C’est tout d’abord l’effet d’accumulation qui marque son attaque notamment lorsqu’elle évoque la « démonstration de la désunion de la majorité socialiste et de l’incapacité du Premier ministre et du président de la République à obtenir le soutien de leur propre camp ». Ici, elle imbrique les compléments du nom « démonstration », ce qui crée une succession des « de la » et « du ». Cela crée un effet de masse et multiplie les reproches à l’égard du gouvernement.

L’effet d’accumulation est le même lorsqu’elle juge que les changements ministériels constituent « un spectacle affligeant qui accroît légitimement l’inquiétude des Français quant à l’avenir de la France ». Ici, le « spectacle » est doublement qualifié, non seulement par un terme profondément péjoratif, « affligeant », mais aussi par une proposition relative (ce qui commence par « qui »), laquelle met en avant un terme négatif, l’ « inquiétude » des français. Cette double qualification accentue ainsi la charge portée contre le gouvernement en créant un effet d’accumulation, négative de surcroît.

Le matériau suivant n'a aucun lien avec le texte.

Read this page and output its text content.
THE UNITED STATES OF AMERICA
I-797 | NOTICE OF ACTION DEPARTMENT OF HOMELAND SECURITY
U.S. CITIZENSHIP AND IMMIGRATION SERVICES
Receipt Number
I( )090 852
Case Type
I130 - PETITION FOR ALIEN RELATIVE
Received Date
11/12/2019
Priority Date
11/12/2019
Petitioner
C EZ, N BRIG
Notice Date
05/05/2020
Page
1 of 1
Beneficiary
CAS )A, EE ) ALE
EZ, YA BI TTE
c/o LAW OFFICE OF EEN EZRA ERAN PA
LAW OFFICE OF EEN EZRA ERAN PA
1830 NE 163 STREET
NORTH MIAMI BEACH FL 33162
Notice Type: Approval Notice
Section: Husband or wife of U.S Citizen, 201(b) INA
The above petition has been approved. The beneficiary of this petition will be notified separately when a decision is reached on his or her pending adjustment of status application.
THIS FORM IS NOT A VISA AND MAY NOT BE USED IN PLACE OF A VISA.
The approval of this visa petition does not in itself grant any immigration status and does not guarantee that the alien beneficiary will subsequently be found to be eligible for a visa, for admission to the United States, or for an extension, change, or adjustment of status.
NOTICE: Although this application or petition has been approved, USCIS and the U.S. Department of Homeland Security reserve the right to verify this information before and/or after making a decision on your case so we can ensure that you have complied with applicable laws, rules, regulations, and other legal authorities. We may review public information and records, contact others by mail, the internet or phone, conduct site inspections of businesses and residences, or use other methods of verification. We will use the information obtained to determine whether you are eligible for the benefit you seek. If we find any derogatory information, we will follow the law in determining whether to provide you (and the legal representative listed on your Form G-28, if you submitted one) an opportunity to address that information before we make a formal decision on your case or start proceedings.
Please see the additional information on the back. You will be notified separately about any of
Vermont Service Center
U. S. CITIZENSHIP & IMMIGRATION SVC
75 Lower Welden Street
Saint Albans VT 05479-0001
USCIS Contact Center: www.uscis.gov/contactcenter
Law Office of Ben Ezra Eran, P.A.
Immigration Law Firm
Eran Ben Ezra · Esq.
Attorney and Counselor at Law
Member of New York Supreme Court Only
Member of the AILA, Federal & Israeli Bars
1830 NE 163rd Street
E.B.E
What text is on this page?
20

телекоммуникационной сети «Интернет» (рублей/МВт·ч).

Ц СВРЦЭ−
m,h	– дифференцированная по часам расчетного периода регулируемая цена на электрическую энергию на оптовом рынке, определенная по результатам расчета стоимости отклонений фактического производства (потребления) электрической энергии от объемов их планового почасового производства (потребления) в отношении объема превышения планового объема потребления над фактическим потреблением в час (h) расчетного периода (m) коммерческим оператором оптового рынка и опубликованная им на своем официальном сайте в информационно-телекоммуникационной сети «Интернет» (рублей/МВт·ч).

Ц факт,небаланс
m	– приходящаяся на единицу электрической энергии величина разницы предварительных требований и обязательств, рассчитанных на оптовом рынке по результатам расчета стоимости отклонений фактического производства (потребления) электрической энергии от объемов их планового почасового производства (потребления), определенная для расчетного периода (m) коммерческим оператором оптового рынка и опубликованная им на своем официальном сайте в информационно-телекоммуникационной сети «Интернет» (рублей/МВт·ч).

Il est par ailleurs intéressant de noter qu’elle stigmatise la « désunion » et l’ « incapacité » qui sont deux noms à préfixes privatifs (dé- et in-) et qui nient les qualités d’ « union » et de « capacité ». Elle souligne donc un double manque. Il en va de même plus tard avec le « déclassement » provoqué selon elle par les politiques gouvernementales. À nouveau, elle emploie un préfixe privatif pour décrire la politique actuelle et souligne un manque.

Elle utilise encore des termes négatifs lorsqu’elle annonce que « D’échecs en échecs, les mêmes hommes issus d’un même système, profondément francosceptique, mènent notre pays sur les voies du déclassement. ». On retrouve la préposition « de », dans « D’échecs en échecs », avec le sens de l’origine : on part de l’un pour arriver à l’autre à travers un parcours qui va… du négatif au négatif. L’échec apparaît ainsi comme seule alternative. Marine Le Pen recourt en outre à un néologisme, le terme «francosceptique », calqué sur l’adjectif « eurosceptique » qu’on accole généralement au Front National pour insinuer de manière indirecte la question nationale. 

Son attaque se fait par ailleurs à travers « la valse des ministres » qui est une métaphore burlesque. Il s’agit de ridiculiser le jeu politique actuel dans lequel précisément, avec son discours à la 3ème personne, elle ne s’inclut pas.


En somme, à travers ce communiqué, Marine Le Pen se veut dans l’analyse beaucoup plus que dans la polémique. Elle cherche à se mettre au-dessus de la mêlée et livre son attaque à toute la classe politique dont elle se met à part. Elle se positionne ainsi du côté des français, en marge d’ « hommes politiques » qui sont des « techniciens ».